During the past 40 years, Hodges has also knocked out racing articles for regional newspapers and remains a contributor to Racing NSW Magazine and in 2004 was awarded the Racing NSW Country Media Award.

“I’m also a presenter of racing news on ABC and commercial radio [unpaid roles]. I have also worked part-time hosting promotions for Ag’n’Vet Services, a rural supplies business originating in Forbes but now with stores around NSW.”

Hodges said he played a lot of sport before committing to race calling and when pressed, said he won an Australian Sports Medal in 2000.

“I was opening batsman for the under 20s in the Central West cricket rep side and won the under 20s Central West tennis doubles with Neil Smith from Forbes. I loved playing rugby league and am a long-time fan of the Newtown Bluebags.”

Not many realise Col Hodges is the only man in NSW to have called a triple dead-heat for first place: “I was fortunate to call the triple dead-heat in the Imperial Hotel Class 2 Handicap at Cowra on 20 January 1997,” Hodges recalled with precision.

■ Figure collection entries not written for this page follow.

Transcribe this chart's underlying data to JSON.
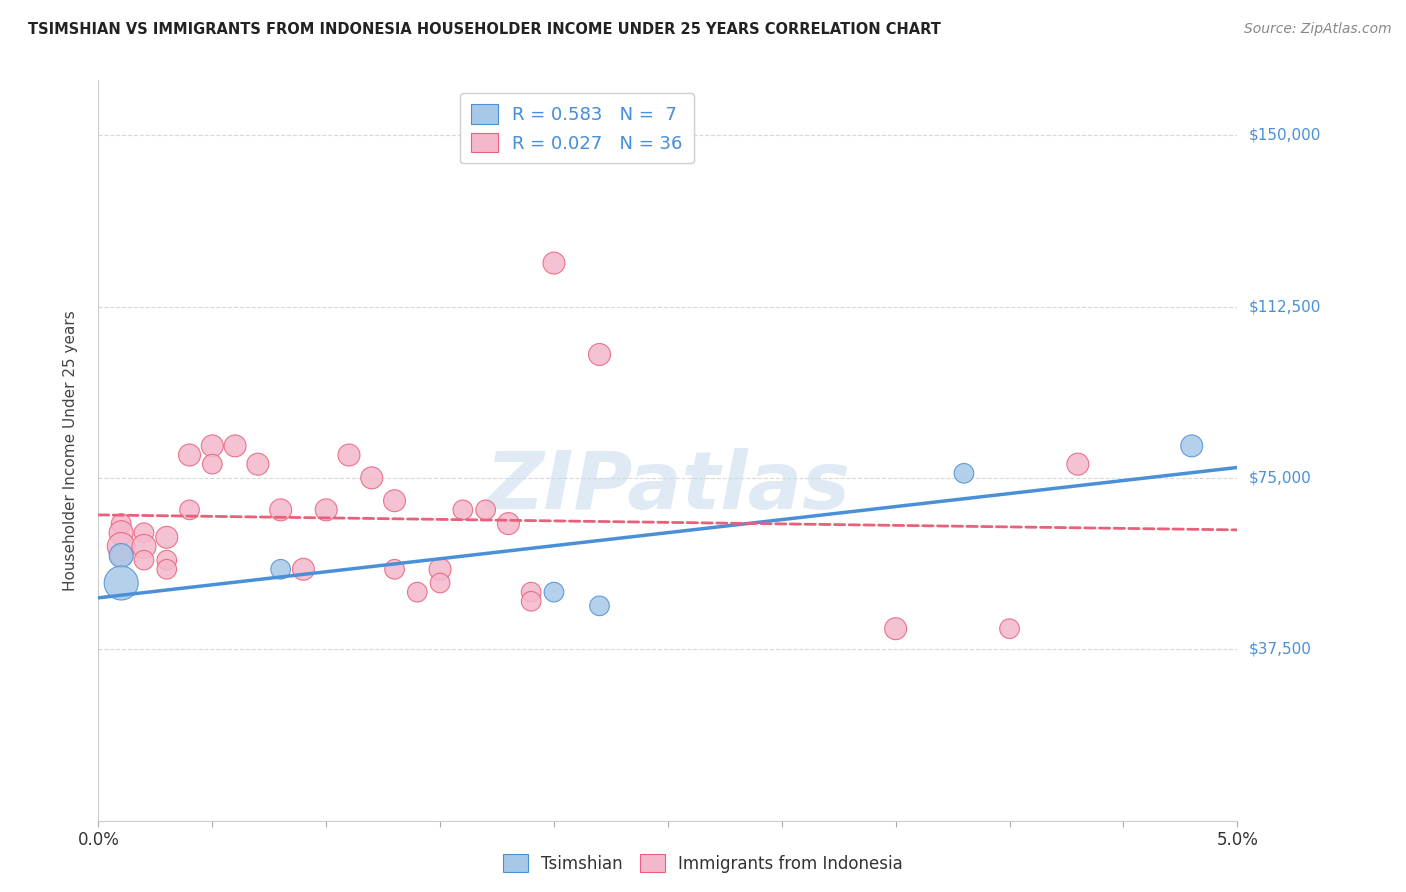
{
  "title": "TSIMSHIAN VS IMMIGRANTS FROM INDONESIA HOUSEHOLDER INCOME UNDER 25 YEARS CORRELATION CHART",
  "source": "Source: ZipAtlas.com",
  "ylabel": "Householder Income Under 25 years",
  "xlim": [
    0.0,
    0.05
  ],
  "ylim": [
    0,
    162000
  ],
  "ytick_positions": [
    0,
    37500,
    75000,
    112500,
    150000
  ],
  "ytick_labels": [
    "",
    "$37,500",
    "$75,000",
    "$112,500",
    "$150,000"
  ],
  "background_color": "#ffffff",
  "grid_color": "#d8d8d8",
  "tsimshian_color": "#a8c8e8",
  "indonesia_color": "#f4b8cc",
  "tsimshian_line_color": "#4a90d9",
  "indonesia_line_color": "#e8607a",
  "legend_r_tsimshian": "0.583",
  "legend_n_tsimshian": "7",
  "legend_r_indonesia": "0.027",
  "legend_n_indonesia": "36",
  "watermark": "ZIPatlas",
  "tsimshian_points": [
    [
      0.001,
      58000
    ],
    [
      0.001,
      52000
    ],
    [
      0.008,
      55000
    ],
    [
      0.02,
      50000
    ],
    [
      0.022,
      47000
    ],
    [
      0.038,
      76000
    ],
    [
      0.048,
      82000
    ]
  ],
  "tsimshian_sizes": [
    300,
    600,
    200,
    200,
    200,
    200,
    250
  ],
  "indonesia_points": [
    [
      0.001,
      65000
    ],
    [
      0.001,
      63000
    ],
    [
      0.001,
      60000
    ],
    [
      0.001,
      58000
    ],
    [
      0.002,
      63000
    ],
    [
      0.002,
      60000
    ],
    [
      0.002,
      57000
    ],
    [
      0.003,
      62000
    ],
    [
      0.003,
      57000
    ],
    [
      0.003,
      55000
    ],
    [
      0.004,
      80000
    ],
    [
      0.004,
      68000
    ],
    [
      0.005,
      82000
    ],
    [
      0.005,
      78000
    ],
    [
      0.006,
      82000
    ],
    [
      0.007,
      78000
    ],
    [
      0.008,
      68000
    ],
    [
      0.009,
      55000
    ],
    [
      0.01,
      68000
    ],
    [
      0.011,
      80000
    ],
    [
      0.012,
      75000
    ],
    [
      0.013,
      70000
    ],
    [
      0.013,
      55000
    ],
    [
      0.014,
      50000
    ],
    [
      0.015,
      55000
    ],
    [
      0.015,
      52000
    ],
    [
      0.016,
      68000
    ],
    [
      0.017,
      68000
    ],
    [
      0.018,
      65000
    ],
    [
      0.019,
      50000
    ],
    [
      0.019,
      48000
    ],
    [
      0.02,
      122000
    ],
    [
      0.022,
      102000
    ],
    [
      0.035,
      42000
    ],
    [
      0.04,
      42000
    ],
    [
      0.043,
      78000
    ]
  ],
  "indonesia_sizes": [
    200,
    300,
    400,
    250,
    200,
    300,
    200,
    250,
    200,
    200,
    250,
    200,
    250,
    200,
    250,
    250,
    250,
    250,
    250,
    250,
    250,
    250,
    200,
    200,
    250,
    200,
    200,
    200,
    250,
    200,
    200,
    250,
    250,
    250,
    200,
    250
  ]
}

“It was the only triple-dead heat in NSW and the last of only four triple dead-heats officially recorded in Australia; the others were Flemington (1956), Townsville (1985) and Stoney Creek (1987). I still remember it clearly: Sleepers [Dar Lunn], Sir Laucrest [Tracey Bartley] and Churning [Mark Galea]. Bula was a neck away in fourth place.

“Correct weight wasn’t declared for 20 minutes as the head steward Shane Cullen and his panel wanted to make sure of the decision. The following day some high-tech equipment was used to further magnify the photo and that proved the decision was correct.

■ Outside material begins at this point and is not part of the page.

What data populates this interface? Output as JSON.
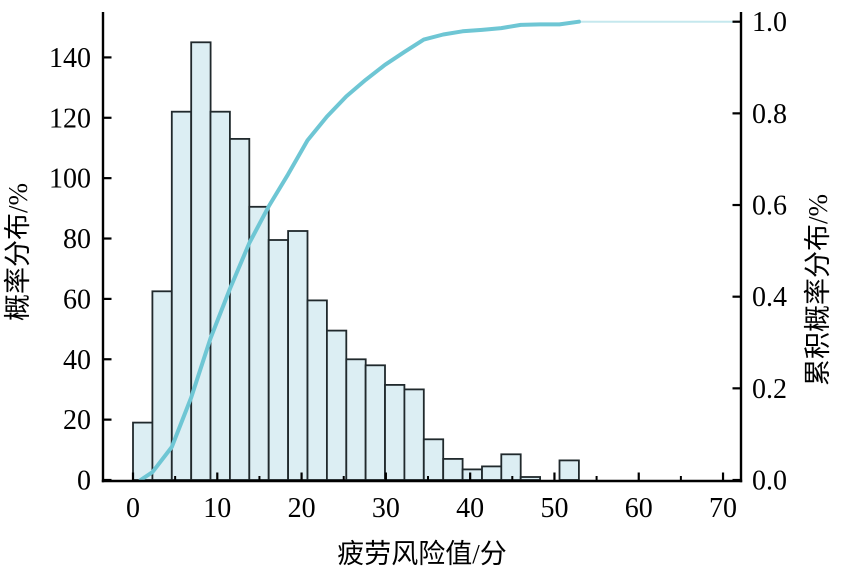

“There must have been divine intervention or a huge fluke as I had never said it before and have not ever said it since but as they hit the line I called ‘this could be a three-way dead-heat’. Some of the owners and trainers involved still have the race video and the TAB dividends for all the combinations took a big portion of the newspaper page the next day.”

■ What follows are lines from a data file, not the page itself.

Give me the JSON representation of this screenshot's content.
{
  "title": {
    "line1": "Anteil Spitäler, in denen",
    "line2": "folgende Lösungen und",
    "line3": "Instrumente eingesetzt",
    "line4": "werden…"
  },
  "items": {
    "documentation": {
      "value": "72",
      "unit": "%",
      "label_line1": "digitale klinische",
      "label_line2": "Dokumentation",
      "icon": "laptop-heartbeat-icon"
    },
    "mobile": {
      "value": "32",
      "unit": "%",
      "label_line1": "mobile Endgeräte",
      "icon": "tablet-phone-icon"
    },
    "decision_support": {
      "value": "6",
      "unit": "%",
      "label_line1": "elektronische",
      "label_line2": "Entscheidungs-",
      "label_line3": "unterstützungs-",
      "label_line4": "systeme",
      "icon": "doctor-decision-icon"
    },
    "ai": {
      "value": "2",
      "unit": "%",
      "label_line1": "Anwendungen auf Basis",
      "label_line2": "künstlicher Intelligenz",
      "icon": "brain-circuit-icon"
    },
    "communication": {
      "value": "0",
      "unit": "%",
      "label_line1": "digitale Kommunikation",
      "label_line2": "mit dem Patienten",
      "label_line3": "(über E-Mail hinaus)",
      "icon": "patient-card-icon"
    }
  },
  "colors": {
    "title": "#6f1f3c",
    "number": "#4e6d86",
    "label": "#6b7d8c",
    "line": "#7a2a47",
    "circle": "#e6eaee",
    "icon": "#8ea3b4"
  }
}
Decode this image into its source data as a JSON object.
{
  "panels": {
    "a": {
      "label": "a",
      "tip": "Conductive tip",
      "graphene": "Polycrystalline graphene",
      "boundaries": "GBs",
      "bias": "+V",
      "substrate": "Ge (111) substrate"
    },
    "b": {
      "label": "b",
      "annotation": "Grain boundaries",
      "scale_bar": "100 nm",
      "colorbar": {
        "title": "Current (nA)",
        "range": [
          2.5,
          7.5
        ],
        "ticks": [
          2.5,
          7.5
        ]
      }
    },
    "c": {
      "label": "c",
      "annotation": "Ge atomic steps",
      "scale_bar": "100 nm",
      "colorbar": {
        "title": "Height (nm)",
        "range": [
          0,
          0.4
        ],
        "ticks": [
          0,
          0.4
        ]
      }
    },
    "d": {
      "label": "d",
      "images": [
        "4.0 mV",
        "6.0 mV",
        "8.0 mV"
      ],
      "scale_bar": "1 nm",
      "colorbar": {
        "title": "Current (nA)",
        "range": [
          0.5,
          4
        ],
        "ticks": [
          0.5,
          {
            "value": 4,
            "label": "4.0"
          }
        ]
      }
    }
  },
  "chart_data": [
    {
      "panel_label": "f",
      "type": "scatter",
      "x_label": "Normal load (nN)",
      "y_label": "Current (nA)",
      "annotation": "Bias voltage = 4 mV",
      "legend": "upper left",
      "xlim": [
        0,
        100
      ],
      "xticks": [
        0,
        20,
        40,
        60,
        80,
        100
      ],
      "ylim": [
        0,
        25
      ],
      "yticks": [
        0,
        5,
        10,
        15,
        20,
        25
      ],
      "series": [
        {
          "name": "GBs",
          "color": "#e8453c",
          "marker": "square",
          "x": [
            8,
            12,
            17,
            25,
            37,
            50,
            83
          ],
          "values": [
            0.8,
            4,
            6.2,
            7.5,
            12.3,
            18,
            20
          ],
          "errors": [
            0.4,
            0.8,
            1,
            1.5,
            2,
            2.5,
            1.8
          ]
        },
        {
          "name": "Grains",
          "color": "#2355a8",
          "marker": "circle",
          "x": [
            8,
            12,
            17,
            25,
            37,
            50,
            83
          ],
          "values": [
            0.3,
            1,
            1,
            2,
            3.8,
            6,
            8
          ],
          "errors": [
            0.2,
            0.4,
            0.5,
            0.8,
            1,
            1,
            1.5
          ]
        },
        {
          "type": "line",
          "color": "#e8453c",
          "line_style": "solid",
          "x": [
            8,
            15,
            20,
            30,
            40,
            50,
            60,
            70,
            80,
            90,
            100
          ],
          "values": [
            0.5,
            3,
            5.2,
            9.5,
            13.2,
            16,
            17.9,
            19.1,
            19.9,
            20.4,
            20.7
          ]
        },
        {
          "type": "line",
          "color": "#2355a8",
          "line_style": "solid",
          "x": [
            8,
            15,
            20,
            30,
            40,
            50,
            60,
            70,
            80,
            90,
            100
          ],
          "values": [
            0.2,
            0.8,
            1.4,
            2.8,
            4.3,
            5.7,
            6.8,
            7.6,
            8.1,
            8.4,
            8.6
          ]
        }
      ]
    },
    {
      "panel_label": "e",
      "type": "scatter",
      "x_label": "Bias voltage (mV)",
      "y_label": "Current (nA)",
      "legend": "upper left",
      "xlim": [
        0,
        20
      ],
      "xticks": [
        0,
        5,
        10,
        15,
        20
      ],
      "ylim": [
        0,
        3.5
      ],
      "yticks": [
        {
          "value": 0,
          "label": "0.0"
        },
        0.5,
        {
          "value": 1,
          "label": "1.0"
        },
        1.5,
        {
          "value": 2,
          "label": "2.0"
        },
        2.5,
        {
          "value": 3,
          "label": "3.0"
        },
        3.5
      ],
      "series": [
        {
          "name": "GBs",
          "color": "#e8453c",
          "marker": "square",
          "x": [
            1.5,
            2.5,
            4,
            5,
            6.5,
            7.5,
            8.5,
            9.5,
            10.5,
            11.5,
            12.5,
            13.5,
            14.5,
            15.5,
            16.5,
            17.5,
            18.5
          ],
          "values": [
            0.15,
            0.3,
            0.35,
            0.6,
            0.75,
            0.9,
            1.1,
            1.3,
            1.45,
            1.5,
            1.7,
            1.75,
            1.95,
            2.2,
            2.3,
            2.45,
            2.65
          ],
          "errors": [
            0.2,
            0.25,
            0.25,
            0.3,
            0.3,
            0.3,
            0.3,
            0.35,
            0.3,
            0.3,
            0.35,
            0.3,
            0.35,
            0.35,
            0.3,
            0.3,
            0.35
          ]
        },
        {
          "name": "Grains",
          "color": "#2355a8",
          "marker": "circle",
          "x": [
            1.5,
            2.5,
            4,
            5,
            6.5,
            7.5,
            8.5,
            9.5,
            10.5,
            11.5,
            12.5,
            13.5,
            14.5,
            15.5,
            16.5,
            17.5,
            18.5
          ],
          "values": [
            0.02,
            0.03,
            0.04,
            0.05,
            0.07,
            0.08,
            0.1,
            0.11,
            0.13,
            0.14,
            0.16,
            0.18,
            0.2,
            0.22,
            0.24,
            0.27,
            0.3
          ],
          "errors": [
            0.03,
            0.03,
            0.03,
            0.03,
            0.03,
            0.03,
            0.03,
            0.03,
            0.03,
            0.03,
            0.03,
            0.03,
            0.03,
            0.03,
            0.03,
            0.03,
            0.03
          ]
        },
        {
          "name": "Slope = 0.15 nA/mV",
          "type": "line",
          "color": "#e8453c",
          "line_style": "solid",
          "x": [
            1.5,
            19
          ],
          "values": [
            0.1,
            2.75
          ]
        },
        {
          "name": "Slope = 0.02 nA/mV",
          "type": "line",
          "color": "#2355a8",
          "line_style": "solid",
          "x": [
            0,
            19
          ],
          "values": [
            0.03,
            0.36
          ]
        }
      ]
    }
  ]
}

Hodges was proud to rattle off some of the best horses he has called: • Rising Prince: “He won an Improvers Handicap at Forbes and later a Cox Plate for Vince and Deidre Stein from Bathurst” • Sniper’s Bullet: “Trained by Tracey Bartley, he won his first two at Dubbo and later three Group Ones including a Stradbroke” • Tullmax: “Freak; won a maiden on debut at Parkes as a 6yo due to illness when trained by postman Trevor Doulman on Molong Golf Course. Went on to win a Group 1 [George Main Stakes] at Randwick.”

Hodges reflected on the drawbacks of a racecaller’s life: “You can’t just pick and choose the meetings you work at.

“One has to give up a lot – I’ve missed many birthdays and weddings but it’s a job I still love. It might be a different game these days but some of the initiatives in NSW now are fantastic like the Country Championships.

“There is a great feel out here, one I haven’t experienced in years. All the trainers now plan nearly a year ahead to have their horse ready for the qualifying races. And the inaugural NSW Picnic Champion Series; some of the picnic jockeys have come out of the woodwork and want to ride in the $50K final at Dubbo on September 17.

“Blokes like Rodney Robb [Nyngan trainer] said he hasn’t seen it so good in the bush. Graziers were getting rid of their horses when they were doing it tough but Rodney said they’re now calling him to go and buy them a horse. It’s fantastic.”